GPU Performance Degradation GPU performance degrades after 30 sec.

We have an app processing stereo images at 30 fps.
Gui-wise it uses opengl .net forms.
Original image processing [IP] uses opencv library.
To unload CPU we are trying to move some IP algorithms to GTX 260 device.
For currently ported IP we have a CPU/GPU run-time switch.
Closely monitoring each cuda step we record that after >30 seconds of normal running after enabling cuda the performance suddenly degrades.
Each step becomes taking longer including copy to device, algorithm execution, copy from device, and even device to device copy which we do to cuda-mapped pixel buffer object.
From the application perspective nothing changes. The app processes the same images over and over again. All device memory is allocated once on initialization.
Any ideas where to look? What to check?

Is your card overheating?

Is the performance degrading after 30 seconds of processing multiple images (i.e. after 30 seconds, processing separate images becomes slower), or are you doing >30 seconds of processing on a single image, which slows down 30 seconds into the computation?

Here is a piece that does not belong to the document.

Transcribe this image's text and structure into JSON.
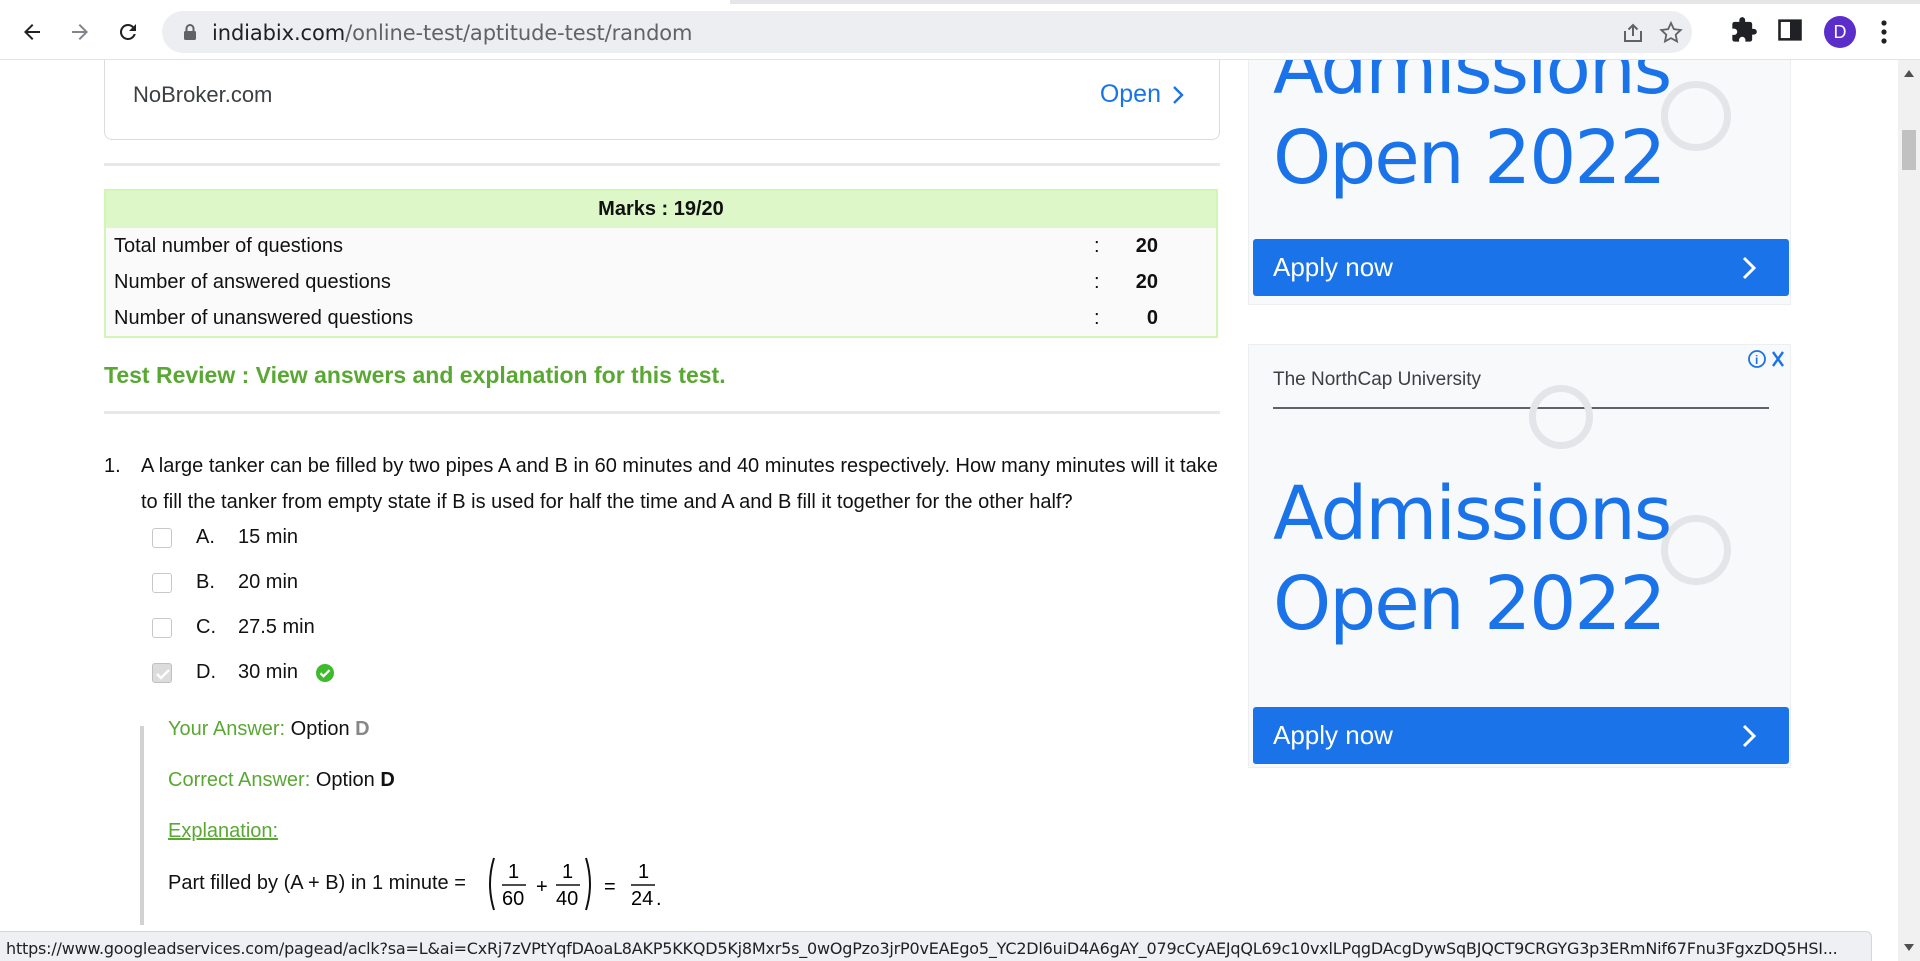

It would narrow down the problem to know how much time elapses between kernel calls as well. If tmurray is right, perhaps the card is cooling down a bit between processing the images and heating up too much while processing.

According to NVidia system monitor the temperature goes up just few degrees of celsius: from 50 to 52.

We are processing 2 images simultaneously at 30 frames per second rate.
We copy the 1st image to the device. While we process the 1st we copy the 2nd image to the device. While we process the 2nd we copy the 1st one back from the device. Then we copy the 2nd image from the device. The cycle is triggered every 33ms by a new frame. It looks like after >1000 cycles the copying does not overlap with processing anymore. Is this possible to confirm? May opengl gui stop cuda from overlapping copy and process? Any other reasons? Although according to nvidia system monitor the gpu load is 20% only…

OK. Here is what is going on. When we first turn on cuda processing the card gives us full power with ~600MHz clock rate. After 30 seconds of running the “clever” card decides that we are not loading it too much (see 20% above) and drops its clockrate to ~380MHz (gets ~50% load at this rate). Any idea how to disable this behavior? Programmatically?

Did you ever solve this? I am having the same problem on a Mac Pro running Leopard.

Driver bug that should be fixed soon.

Modern cuda boards support more than one of so called performance levels: performance 3D, standard 2D and low power 2D.

The clever cards decide when to switch between them by themselves. Everything is oriented to save energy these days.

As a work around we install a rivatuner utility: It allows to force constant performance level.

Obviously the same thing should be doable programmatically. I posted a Q about this API in but did not get a reply so far.